By Robb M. Stewart


OTTAWA--Canada ended last year with its first trade deficit in months, yet strong export volumes over the final quarter support expectations that the country's economy perked up.

The country swung a goods-trade deficit in December, thanks in part to a stronger Canadian dollar and further weakness in exports to the U.S., and logged a slight shortfall for the full year. Over the fourth quarter of 2023, though, exports climbed and imports retreated, which economists say suggests trade added solidly to gross domestic product growth.

Canada recorded a trade deficit in December of 312 million Canadian dollars, the equivalent of about $231 million, Statistics Canada said Wednesday. The balance was much weaker than the C$1 billion surplus expected by economists, and marked the first deficit since July.

Merchandise exports were down 1.9% to C$64.07 billion in the latest month, while imports edged up 0.2% to C$64.39 billion, the data agency said.

The Canadian dollar appreciated against its U.S. counterpart in December, lowering the value of monthly trade when the large proportion of transactions completed in U.S. dollars is converted. In U.S. dollars, Canadian exports ticked up 0.1% for the month and imports advanced 2.3%.

Lower prices for crude oil in the final two months of last year weighed on energy exports, which fell 3.1% on-month in December. Still, in price-adjusted, or volume terms, crude exports were up for a fifth consecutive month following an increase in oil production in the province of Alberta during the fall following the completion of maintenance work at some facilities.

Energy products also drove a second consecutive quarterly increase in exports. The data agency said exports overall were up 1.6% for the latest quarter, after increasing 2.8% the quarter before, while imports edged up 0.2% as increases in consumer goods offset a fall in imports of vehicles and parts.
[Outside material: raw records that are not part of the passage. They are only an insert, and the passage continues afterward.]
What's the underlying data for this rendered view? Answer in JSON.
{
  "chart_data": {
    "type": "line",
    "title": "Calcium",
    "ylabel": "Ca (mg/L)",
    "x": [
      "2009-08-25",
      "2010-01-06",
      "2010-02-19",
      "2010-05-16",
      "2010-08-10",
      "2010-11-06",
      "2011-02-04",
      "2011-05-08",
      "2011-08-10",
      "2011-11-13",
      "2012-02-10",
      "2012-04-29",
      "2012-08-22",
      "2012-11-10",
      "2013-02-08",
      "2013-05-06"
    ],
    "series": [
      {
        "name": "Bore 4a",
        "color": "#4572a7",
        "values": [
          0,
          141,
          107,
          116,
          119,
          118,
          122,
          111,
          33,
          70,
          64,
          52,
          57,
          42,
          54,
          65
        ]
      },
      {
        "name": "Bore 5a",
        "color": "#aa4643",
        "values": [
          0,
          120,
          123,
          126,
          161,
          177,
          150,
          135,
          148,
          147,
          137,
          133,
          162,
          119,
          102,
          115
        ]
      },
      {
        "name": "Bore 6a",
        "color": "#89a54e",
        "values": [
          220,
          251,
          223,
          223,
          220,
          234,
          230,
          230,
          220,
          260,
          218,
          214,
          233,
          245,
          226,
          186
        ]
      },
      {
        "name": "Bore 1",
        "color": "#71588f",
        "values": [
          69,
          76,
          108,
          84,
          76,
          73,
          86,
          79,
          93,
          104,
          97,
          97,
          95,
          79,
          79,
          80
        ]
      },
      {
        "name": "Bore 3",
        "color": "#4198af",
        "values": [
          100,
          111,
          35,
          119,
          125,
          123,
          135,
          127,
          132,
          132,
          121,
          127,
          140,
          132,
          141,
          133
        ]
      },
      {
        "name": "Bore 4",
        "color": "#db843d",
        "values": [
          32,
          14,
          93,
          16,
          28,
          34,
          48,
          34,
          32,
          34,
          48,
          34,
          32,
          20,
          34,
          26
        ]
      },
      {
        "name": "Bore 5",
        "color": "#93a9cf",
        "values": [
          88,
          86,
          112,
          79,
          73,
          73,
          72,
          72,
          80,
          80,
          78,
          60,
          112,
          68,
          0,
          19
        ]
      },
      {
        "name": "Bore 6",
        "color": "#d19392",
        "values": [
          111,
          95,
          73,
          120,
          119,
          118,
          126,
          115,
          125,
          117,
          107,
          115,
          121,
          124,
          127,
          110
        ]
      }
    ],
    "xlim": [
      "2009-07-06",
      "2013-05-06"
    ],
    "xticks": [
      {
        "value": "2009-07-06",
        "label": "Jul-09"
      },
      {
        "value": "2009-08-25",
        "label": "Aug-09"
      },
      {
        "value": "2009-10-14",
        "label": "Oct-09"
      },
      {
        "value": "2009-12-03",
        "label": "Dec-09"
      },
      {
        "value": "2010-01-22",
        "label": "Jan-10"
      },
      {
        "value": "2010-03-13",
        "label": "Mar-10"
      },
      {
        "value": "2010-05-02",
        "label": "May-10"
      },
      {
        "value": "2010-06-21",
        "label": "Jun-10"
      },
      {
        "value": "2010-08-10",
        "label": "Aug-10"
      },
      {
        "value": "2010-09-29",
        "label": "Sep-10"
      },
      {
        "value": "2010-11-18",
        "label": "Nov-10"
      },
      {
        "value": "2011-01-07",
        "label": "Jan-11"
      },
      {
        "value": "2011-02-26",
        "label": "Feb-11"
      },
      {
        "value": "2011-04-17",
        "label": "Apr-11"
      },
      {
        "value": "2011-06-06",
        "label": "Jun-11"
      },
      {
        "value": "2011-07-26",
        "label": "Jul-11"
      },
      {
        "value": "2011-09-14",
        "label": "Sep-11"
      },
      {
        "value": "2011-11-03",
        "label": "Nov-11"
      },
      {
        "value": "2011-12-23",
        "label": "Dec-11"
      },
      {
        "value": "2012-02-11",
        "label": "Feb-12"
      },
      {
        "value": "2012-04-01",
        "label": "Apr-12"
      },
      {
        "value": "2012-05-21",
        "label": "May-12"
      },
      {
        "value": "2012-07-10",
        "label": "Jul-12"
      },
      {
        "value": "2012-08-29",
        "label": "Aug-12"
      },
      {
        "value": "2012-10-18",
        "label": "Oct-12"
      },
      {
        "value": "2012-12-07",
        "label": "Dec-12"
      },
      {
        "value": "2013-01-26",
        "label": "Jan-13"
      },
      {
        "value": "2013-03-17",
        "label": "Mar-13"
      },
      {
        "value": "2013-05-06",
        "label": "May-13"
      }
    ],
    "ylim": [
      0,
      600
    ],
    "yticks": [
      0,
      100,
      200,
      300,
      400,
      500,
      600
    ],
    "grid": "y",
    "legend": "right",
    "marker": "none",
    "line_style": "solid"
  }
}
On an annualized basis, economists estimate export volumes jumped 4.3% for the quarter, while price-adjusted imports declined 1.8%.

The strength of trade flows supports Statistics Canada's flash estimate suggesting the economy grew 1.2% annualized in the fourth quarter following a 0.3% contraction the quarter before. That was based on November's 0.2% rise in industry-level gross domestic product from the month before, the first expansion since May, and early evidence growth picked up to 0.3% in the final month of the year.

"Net trade will be a positive for what we expect to be modest fourth-quarter GDP growth, with export volumes bouncing back following third-quarter supply-side disruptions," said Katherine Judge, senior economist at CIBC Capital Markets in Toronto.

Still, Judge said the drop off in imports for the quarter implies weaker inventory accumulation. That will feed into the official consumption-based GDP data for the quarter that will be released at the end of February.

The Bank of Canada expects economic growth, which stalled in the middle of 2023, to remain flat in the near term even as tightness in some parts of the economy, particularly housing, continues to hold inflation up.

In comments made to lawmakers last week, central bank Gov. Tiff Macklem said that while growth in the last quarter of 2023 is likely to be stronger than the Bank of Canada's official projection of no growth, it is still likely to be fairly weak.

Stephen Brown, deputy chief North America economist at research firm Capital Economics, said while net trade looks to have contributed to a likely fourth-quarter rebound, the fall in exports in December and recent surveys indicating external demand remains weak mean the boost will probably go into reverse in the current quarter.

For December, exports of motor vehicles and parts also were down, declining 8.2% for the month, which the data agency said was in part due to a gradual slowdown in the production of certain models that will soon no longer be made in Canada or will be manufactured at other Canadian plants. Despite the fall, exports of vehicles and parts jumped 26.2% in 2023.

On the imports side, purchases from abroad in December were buoyed in part by consumer goods, which saw the strongest month increase on record with a jump of 9.4%, driven by a rise in high-value imports from the U.S. in a month when Canada usually posts declines. Imports of clothing, footwear and accessories, miscellaneous goods and supplies and alcoholic beverages also saw strong gains for the month.

Exports to the U.S., Canada's biggest export market by a wide margin, were down for a third straight month with a drop of 3.4%, while imports increased 0.7%. That narrowed Canada's surplus with its neighbor to C$9.22 billion from C$11.20 billion the month before.

Exports to countries other than the U.S. increased 3.3% in December, and imports were down 0.6%, the agency said.

When international trade in goods and international trade in services for December were combined, Canadian exports fell 1.3%, while imports rose 0.2%. As a result, Canada's trade surplus incorporating both goods and services moved to a deficit of C$1.02 billion from a modest C$173 million surplus in November.

Over the full year, merchandise imports climbed 1.4% but exports decreased 1.4%. That left the country with a goods-trade deficit of C$1.43 billion after a surplus in 2022 of C$19.71 billion. Canada recorded trade deficits each year from 2015 through 2020.